Щедрый Париж способствовал расцвету таланта голландца Ван-Гога, еврея Шагала, испанца Пикассо, он выковал в своем горниле звучное имя армянина Гарзу.
Поэтическая лира Гарзу печальна и задумчива. Не находя утешения в окружающей действительности, он ищет свои идеалы в прошлом, переносясь в старые добрые времена. Воспоминания всегда утешают, память сохраняет о них далекий печальный свет. По своим устремлениям, по складу мышления Гарзу ближе к старым мастерам, и если даже в его произведениях нет прямой аналогии с их творчеством, невозможно не ощутить это в атмосфере его полотен.
Арлекин мастера, смотрящий сквозь щели маски, в каком-то смысле автобиографичен, будто сам художник переносится в ушедшие эпохи, в далекие края, скрывая свое истинное состояние, чувства и переживания. И этот Арлекин-Гарзу, живущий в готическом замке, уносящийся на парусном корабле в залив мечты, обитающий в призрачном Версале или в столице водного царства Венеции, трогает самые чувствительные струны нашего сердца…
Рисунок Гарзу, - основа его мировоззрения. В его кардиограмме, словно очерчен пульс эпохи, дыхание планеты. Беспокойные "колючие" очертания предметов сообщают рисунку остроту, выразительность, придают ему черты глубокой образности. Тонкие переплетения линий составляют плотную графическую сеть, обогащающую фактуру.
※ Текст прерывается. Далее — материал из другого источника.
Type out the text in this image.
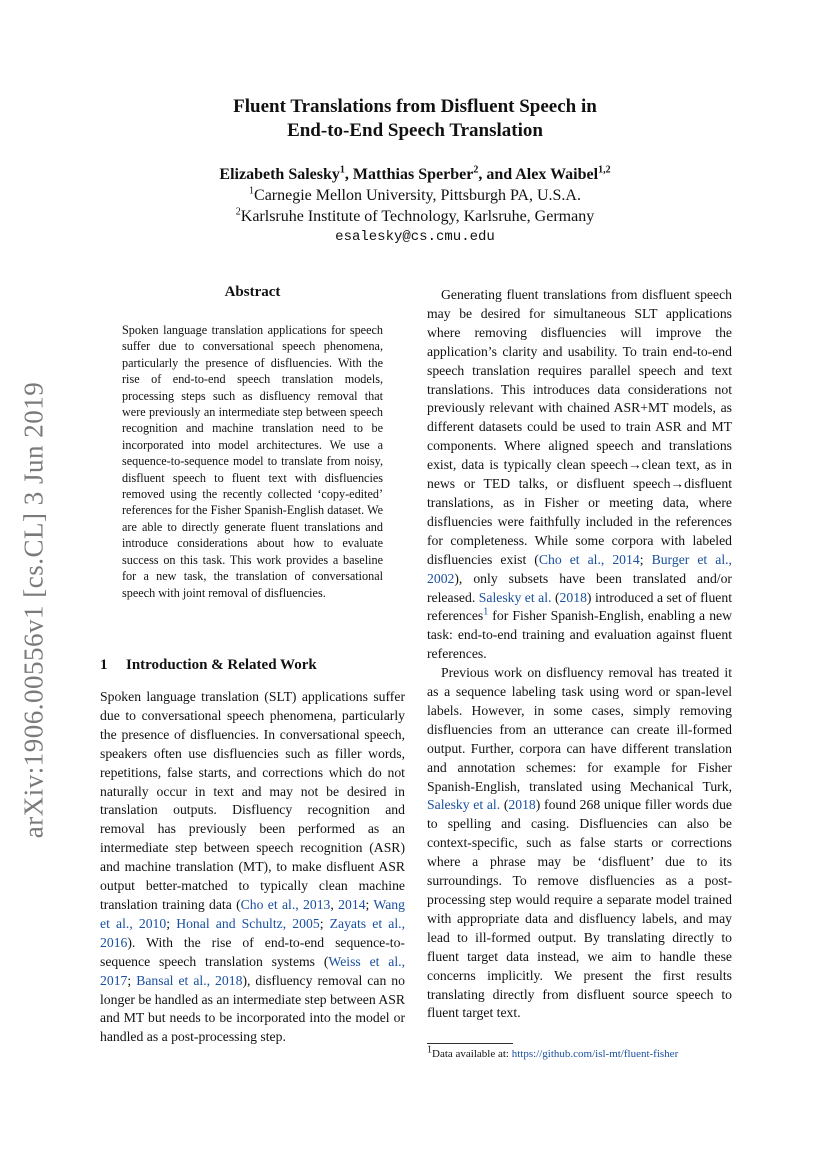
arXiv:1906.00556v1 [cs.CL] 3 Jun 2019
Fluent Translations from Disfluent Speech in
End-to-End Speech Translation
Elizabeth Salesky$^1$, Matthias Sperber$^2$, and Alex Waibel$^{1,2}$
$^1$Carnegie Mellon University, Pittsburgh PA, U.S.A.
$^2$Karlsruhe Institute of Technology, Karlsruhe, Germany
esalesky@cs.cmu.edu
Abstract
Spoken language translation applications for speech suffer due to conversational speech phenomena, particularly the presence of disfluencies. With the rise of end-to-end speech translation models, processing steps such as disfluency removal that were previously an intermediate step between speech recognition and machine translation need to be incorporated into model architectures. We use a sequence-to-sequence model to translate from noisy, disfluent speech to fluent text with disfluencies removed using the recently collected ‘copy-edited’ references for the Fisher Spanish-English dataset. We are able to directly generate fluent translations and introduce considerations about how to evaluate success on this task. This work provides a baseline for a new task, the translation of conversational speech with joint removal of disfluencies.
1 Introduction & Related Work

Spoken language translation (SLT) applications suffer due to conversational speech phenomena, particularly the presence of disfluencies. In conversational speech, speakers often use disfluencies such as filler words, repetitions, false starts, and corrections which do not naturally occur in text and may not be desired in translation outputs. Disfluency recognition and removal has previously been performed as an intermediate step between speech recognition (ASR) and machine translation (MT), to make disfluent ASR output better-matched to typically clean machine translation training data (Cho et al., 2013, 2014; Wang et al., 2010; Honal and Schultz, 2005; Zayats et al., 2016). With the rise of end-to-end sequence-to-sequence speech translation systems (Weiss et al., 2017; Bansal et al., 2018), disfluency removal can no longer be handled as an intermediate step between ASR and MT but needs to be incorporated into the model or handled as a post-processing step.

Generating fluent translations from disfluent speech may be desired for simultaneous SLT applications where removing disfluencies will improve the application’s clarity and usability. To train end-to-end speech translation requires parallel speech and text translations. This introduces data considerations not previously relevant with chained ASR+MT models, as different datasets could be used to train ASR and MT components. Where aligned speech and translations exist, data is typically clean speech→clean text, as in news or TED talks, or disfluent speech→disfluent translations, as in Fisher or meeting data, where disfluencies were faithfully included in the references for completeness. While some corpora with labeled disfluencies exist (Cho et al., 2014; Burger et al., 2002), only subsets have been translated and/or released. Salesky et al. (2018) introduced a set of fluent references$^1$ for Fisher Spanish-English, enabling a new task: end-to-end training and evaluation against fluent references.

Previous work on disfluency removal has treated it as a sequence labeling task using word or span-level labels. However, in some cases, simply removing disfluencies from an utterance can create ill-formed output. Further, corpora can have different translation and annotation schemes: for example for Fisher Spanish-English, translated using Mechanical Turk, Salesky et al. (2018) found 268 unique filler words due to spelling and casing. Disfluencies can also be context-specific, such as false starts or corrections where a phrase may be ‘disfluent’ due to its surroundings. To remove disfluencies as a post-processing step would require a separate model trained with appropriate data and disfluency labels, and may lead to ill-formed output. By translating directly to fluent target data instead, we aim to handle these concerns implicitly. We present the first results translating directly from disfluent source speech to fluent target text.

$^1$Data available at: https://github.com/isl-mt/fluent-fisher
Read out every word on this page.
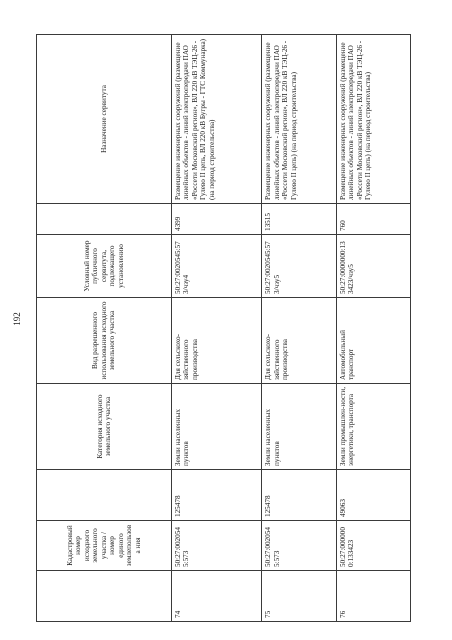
192
	Кадастровый номер исходного земельного участка / номер единого землепользова ния		Категория исходного земельного участка	Вид разрешенного использования исходного земельного участка	Условный номер публичного сервитута, подлежащего установлению		Назначение сервитута
74	50:27:0020545:573	125478	Земли населенных пунктов	Для сельскохо-зяйственного производства	50:27:0020545:573/чзу4	4399	Размещение инженерных сооружений (размещение линейных объектов - линий электропередачи ПАО «Россети Московский регион», ВЛ 220 кВ ТЭЦ-26 - Гулево II цепь, ВЛ 220 кВ Бугры - ГТС Коммунарка) (на период строительства)
75	50:27:0020545:573	125478	Земли населенных пунктов	Для сельскохо-зяйственного производства	50:27:0020545:573/чзу5	13515	Размещение инженерных сооружений (размещение линейных объектов - линий электропередачи ПАО «Россети Московский регион», ВЛ 220 кВ ТЭЦ-26 - Гулево II цепь) (на период строительства)
76	50:27:0000000:133423	49063	Земли промышлен-ности, энергетики, транспорта	Автомобильный транспорт	50:27:0000000:133423/чзу5	760	Размещение инженерных сооружений (размещение линейных объектов - линий электропередачи ПАО «Россети Московский регион», ВЛ 220 кВ ТЭЦ-26 - Гулево II цепь) (на период строительства)
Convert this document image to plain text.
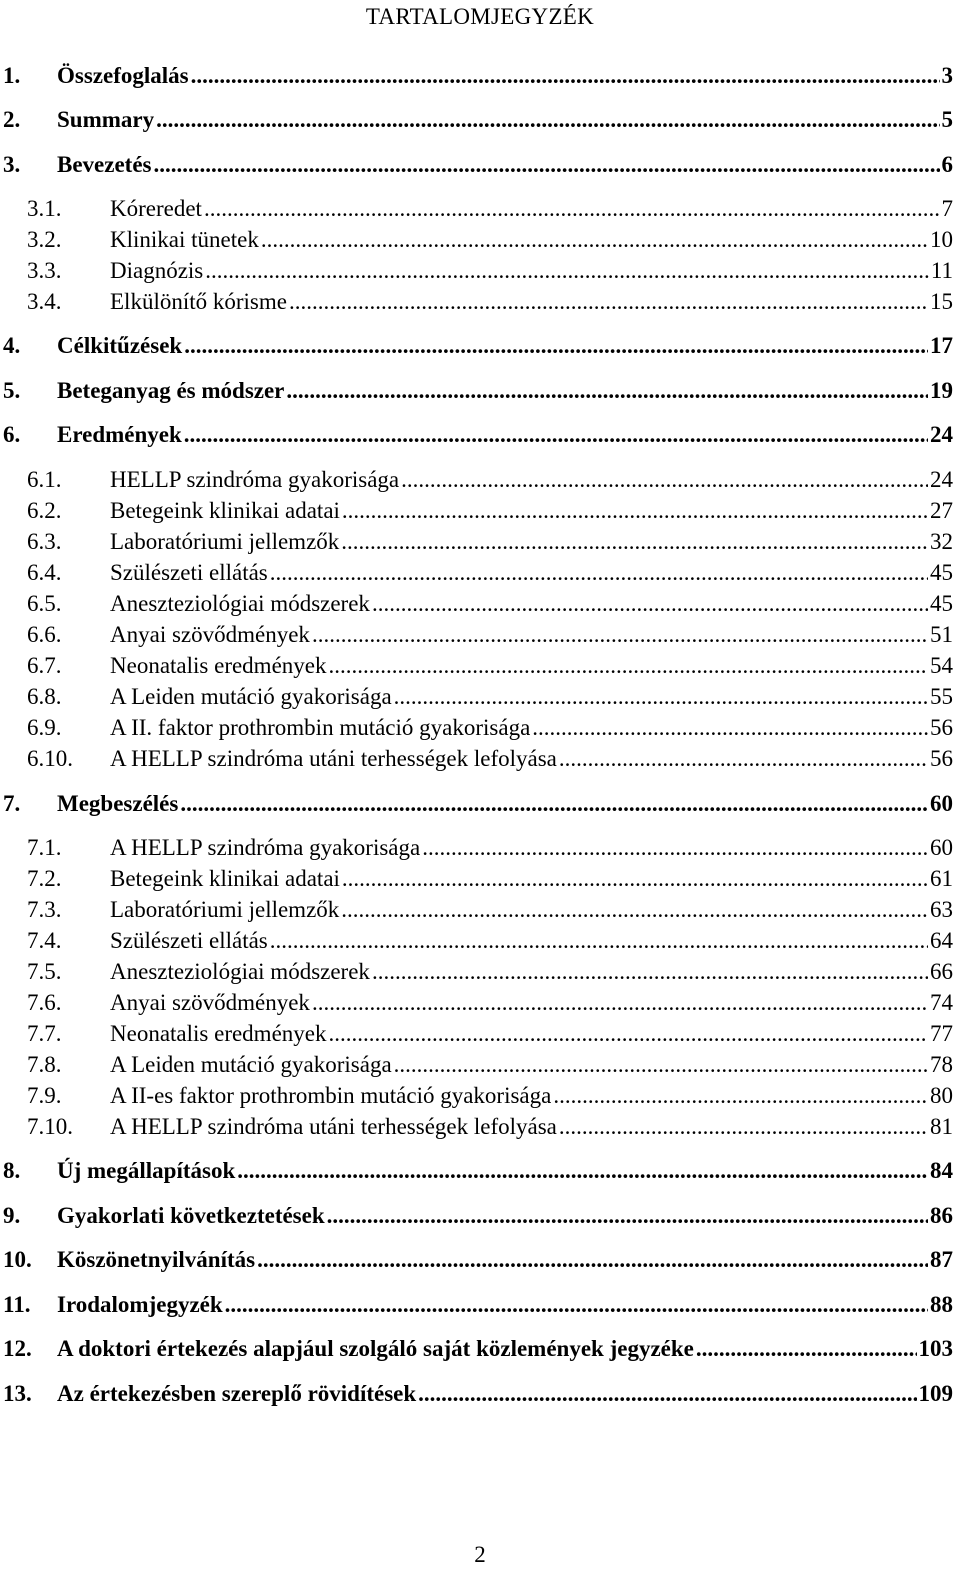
TARTALOMJEGYZÉK
1. Összefoglalás .....	3
2. Summary .....	5
3. Bevezetés .....	6
3.1. Kóreredet .....	7
3.2. Klinikai tünetek .....	10
3.3. Diagnózis .....	11
3.4. Elkülönítő kórisme .....	15
4. Célkitűzések .....	17
5. Beteganyag és módszer .....	19
6. Eredmények .....	24
6.1. HELLP szindróma gyakorisága .....	24
6.2. Betegeink klinikai adatai .....	27
6.3. Laboratóriumi jellemzők .....	32
6.4. Szülészeti ellátás .....	45
6.5. Aneszteziológiai módszerek .....	45
6.6. Anyai szövődmények .....	51
6.7. Neonatalis eredmények .....	54
6.8. A Leiden mutáció gyakorisága .....	55
6.9. A II. faktor prothrombin mutáció gyakorisága .....	56
6.10. A HELLP szindróma utáni terhességek lefolyása .....	56
7. Megbeszélés .....	60
7.1. A HELLP szindróma gyakorisága .....	60
7.2. Betegeink klinikai adatai .....	61
7.3. Laboratóriumi jellemzők .....	63
7.4. Szülészeti ellátás .....	64
7.5. Aneszteziológiai módszerek .....	66
7.6. Anyai szövődmények .....	74
7.7. Neonatalis eredmények .....	77
7.8. A Leiden mutáció gyakorisága .....	78
7.9. A II-es faktor prothrombin mutáció gyakorisága .....	80
7.10. A HELLP szindróma utáni terhességek lefolyása .....	81
8. Új megállapítások .....	84
9. Gyakorlati következtetések .....	86
10. Köszönetnyilvánítás .....	87
11. Irodalomjegyzék .....	88
12. A doktori értekezés alapjául szolgáló saját közlemények jegyzéke .....	103
13. Az értekezésben szereplő rövidítések .....	109
2
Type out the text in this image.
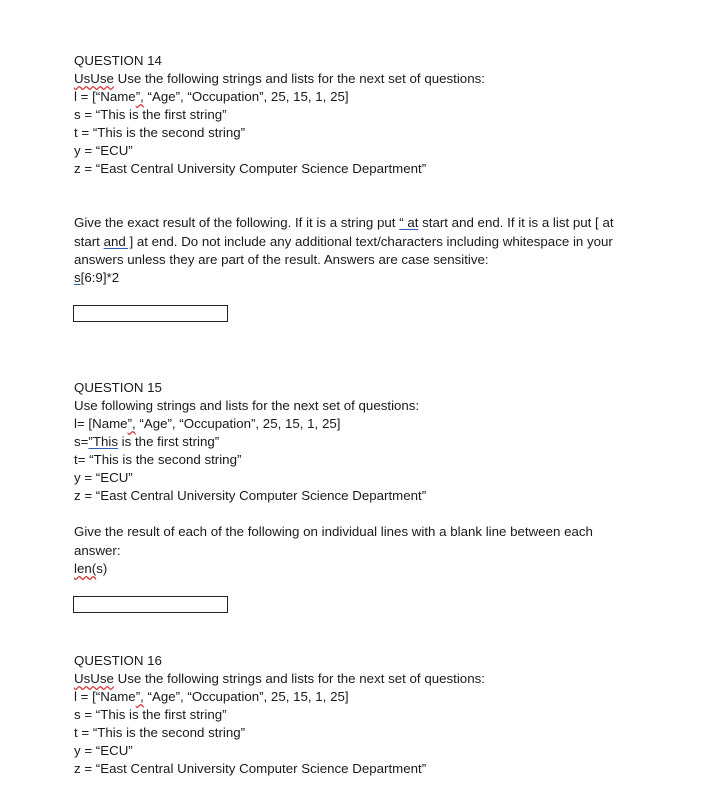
QUESTION 14
UsUse Use the following strings and lists for the next set of questions:
l = [“Name”, “Age”, “Occupation”, 25, 15, 1, 25]
s = “This is the first string”
t = “This is the second string”
y = “ECU”
z = “East Central University Computer Science Department”
Give the exact result of the following. If it is a string put “ at start and end. If it is a list put [ at start and ] at end. Do not include any additional text/characters including whitespace in your answers unless they are part of the result. Answers are case sensitive:
s[6:9]*2
QUESTION 15
Use following strings and lists for the next set of questions:
l= [Name”, “Age”, “Occupation”, 25, 15, 1, 25]
s=”This is the first string”
t= “This is the second string”
y = “ECU”
z = “East Central University Computer Science Department”
Give the result of each of the following on individual lines with a blank line between each answer:
len(s)
QUESTION 16
UsUse Use the following strings and lists for the next set of questions:
l = [“Name”, “Age”, “Occupation”, 25, 15, 1, 25]
s = “This is the first string”
t = “This is the second string”
y = “ECU”
z = “East Central University Computer Science Department”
В этом кажущемся хаотическом переплетении соблюдается строгая конструктивность и архитектоника.
Мир Гарзу - ирреален, он преисполнен таинственностью и очарованием. Произведения художника, носящие характер необычайного спектакля, вовлекающего в себя специфическую атрибутику со старинными пушками, сказочными кораблями, рыцарскими доспехами - не воспринимаются, однако, как анахронизм, иллюстрирование сценок старины. Напротив, создается ощущение существующего мира, словно, стоит отодвинуть слегка занавес, и ты перенесешься на этот очаровательный остров, уединишься и на время спасешься от грохота и суеты современной жизни.